Not so. There are a number of young artists who have chosen to continue experimenting with the form, notably Stuart Pearson Wright who is doing things with the portrait that indicate a potential for greatness. He is now joined by Jonathan Yeo whose retrospective “Portraits” at the Lowry Centre opened last month to widespread acclaim.

Many of his most famous subjects have been brought together in this new exhibition from the National Portrait Gallery. From Kevin Spacey, acting as Richard III; Damien Hirst, dressed incongruously in chemical protection suit; to Helena Bonham Carter, Michael Parkinson and Grayson Perry. The exhibition includes additional paintings, drawings and preparatory materials especially for The Lowry.

Despite his youth, he is 43, acclaim is nothing new for the artist. Painters who are routinely selected at an early age for the National Portrait Gallery and exhibit in some of the world’s most important commercial galleries rarely suffer from a lack of peer recognition.

But with Yeo it always seemed that the praise was a little muted. Yes, everyone knew he was a good artist, albeit self-taught, but was he, like his rival Pearson Wright, really destined for greatness?

He didn’t help his own cause by following his friend Damian Hirst’s into the murky arena of self-publicity, most notability with a series of collages of famous Americans made up entirely of the most shocking pornographic magazine cuttings.
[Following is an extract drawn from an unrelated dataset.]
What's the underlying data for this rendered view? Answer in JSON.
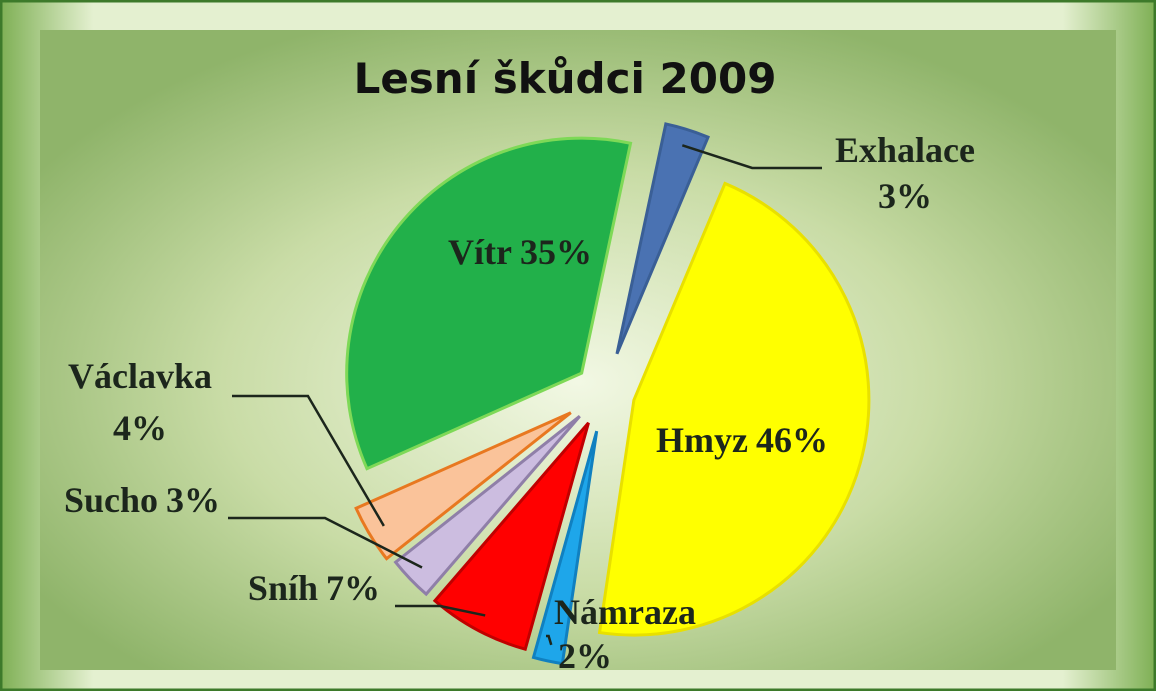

The series was brilliant, if derivative, but the controversy surrounding it – the Daily Mail had a field day – tended to overshadow this. The best of these portraits, former President George W Bush, is represented in the retrospective and presents the viewer with the type of optical illusion that was pioneered by Bridget Riley.
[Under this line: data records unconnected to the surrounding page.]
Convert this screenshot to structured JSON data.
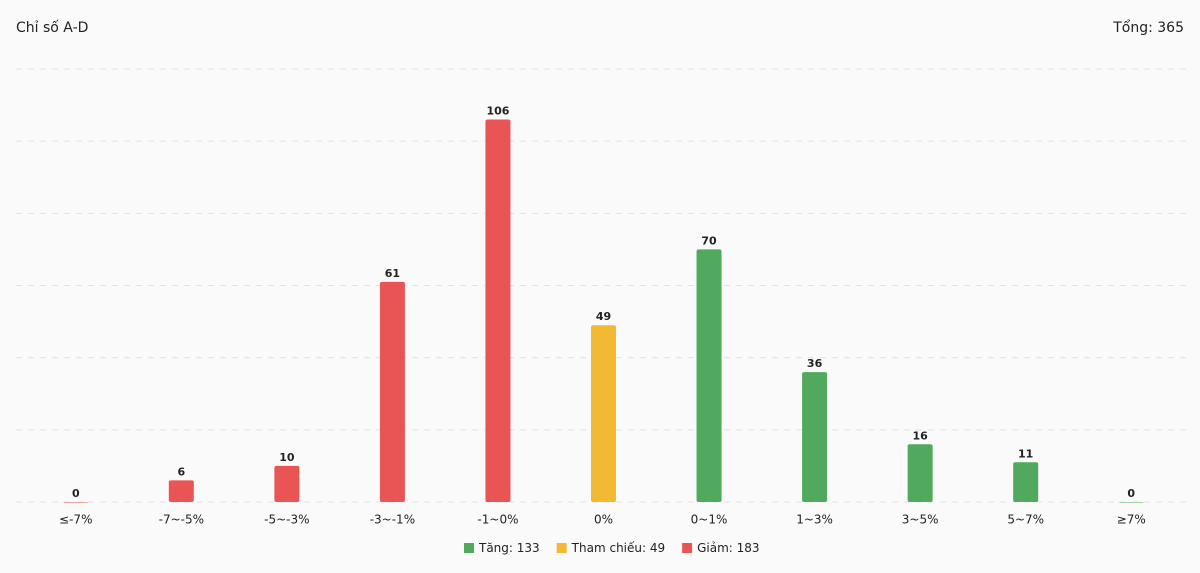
{
  "chart_data": {
    "type": "bar",
    "title": "Chỉ số A-D",
    "total_label": "Tổng: 365",
    "categories": [
      "≤-7%",
      "-7~-5%",
      "-5~-3%",
      "-3~-1%",
      "-1~0%",
      "0%",
      "0~1%",
      "1~3%",
      "3~5%",
      "5~7%",
      "≥7%"
    ],
    "values": [
      0,
      6,
      10,
      61,
      106,
      49,
      70,
      36,
      16,
      11,
      0
    ],
    "bar_colors": [
      "#e95455",
      "#e95455",
      "#e95455",
      "#e95455",
      "#e95455",
      "#f2b933",
      "#51a95e",
      "#51a95e",
      "#51a95e",
      "#51a95e",
      "#51a95e"
    ],
    "legend": [
      {
        "label": "Tăng: 133",
        "color": "#51a95e"
      },
      {
        "label": "Tham chiếu: 49",
        "color": "#f2b933"
      },
      {
        "label": "Giảm: 183",
        "color": "#e95455"
      }
    ],
    "ylim": [
      0,
      120
    ],
    "yticks": [
      0,
      20,
      40,
      60,
      80,
      100,
      120
    ],
    "grid": true
  }
}
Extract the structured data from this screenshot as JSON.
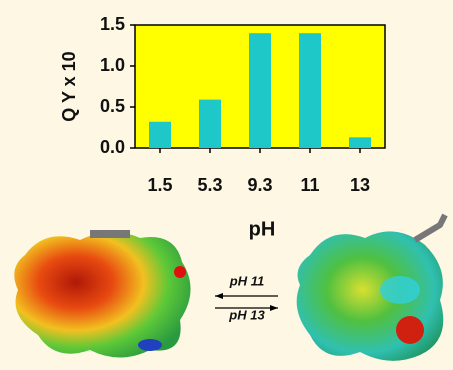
{
  "chart_data": {
    "type": "bar",
    "y_label": "Q Y x 10",
    "x_label": "pH",
    "categories": [
      "1.5",
      "5.3",
      "9.3",
      "11",
      "13"
    ],
    "values": [
      0.32,
      0.59,
      1.4,
      1.4,
      0.13
    ],
    "color": "#1ec8c8",
    "plot_background": "#ffff00",
    "ylim": [
      0,
      1.5
    ],
    "yticks": [
      {
        "value": 0,
        "label": "0.0"
      },
      0.5,
      {
        "value": 1,
        "label": "1.0"
      },
      1.5
    ],
    "annotations": [
      "pH 11",
      "pH 13"
    ]
  }
}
Stand a few feat away and the collage, cleverly finished with acrylic, presents the viewer with a stunning view of a very powerful but vulnerable man, move up close and it is clear what the artist – the son of former Conservative minister Timothy Yeo – thinks of him. It isn’t much.

Yet the Bush portrait is not the thing that convinces about the artist’s talent. That job is done by his more conventional portraits – albeit conventional in the sense that he has taken the old Walter Sickert technique of leaving things unfinished to better focus the eye to a whole new level.

Yeo who famously took up painting – every modern artist, it seems must have an interesting story outside his paintings – while recovering from Hodgkin’s disease in his early 20s, is best known for work that includes a world weary Tony Blair, an iconic painting of Erin O’Connor and now familiar images of Prince Philip, and Dennis Hopper, some of which feature in this exhibition.

Yeo speaks intelligently about his work and paid fulsome tribute to the area in his opening address, citing the influence of Lowry in his work. Try as this critic did he could see no Lowry influence.

What he could see was an artist seeking to represent the inner truth of his subject, what they are really like, which since the renaissance has always been the job of the portrait painter – and in this he succeeds.

Seeing his work from various periods hanging in one exhibition one begins to grasp the speed and scale of his artistic journey, and the importance of portraiture. In the digital age, it may be the work of seconds to take self-portraits, but the camera can never capture (for want of a better word) the soul.

Yeo does so effortlessly. His portrait of Tony Blair at the end of his term in power catches a world-weary figure whose eyes are almost begging the viewer for understanding, while anyone who does not believe that Hirst, at heart, is a self-satisfied man with a large ego (part of what makes him a great artist) need merely stand and gaze upon Yeo’s enormous portrait.

This is an exhibition that proves pretty clearly that young Jonathan Yeo is not just a technically good painter but might one day be regarded as a great British painter. I can not recommend this exhibition enough.

The exhibition runs until June 29th.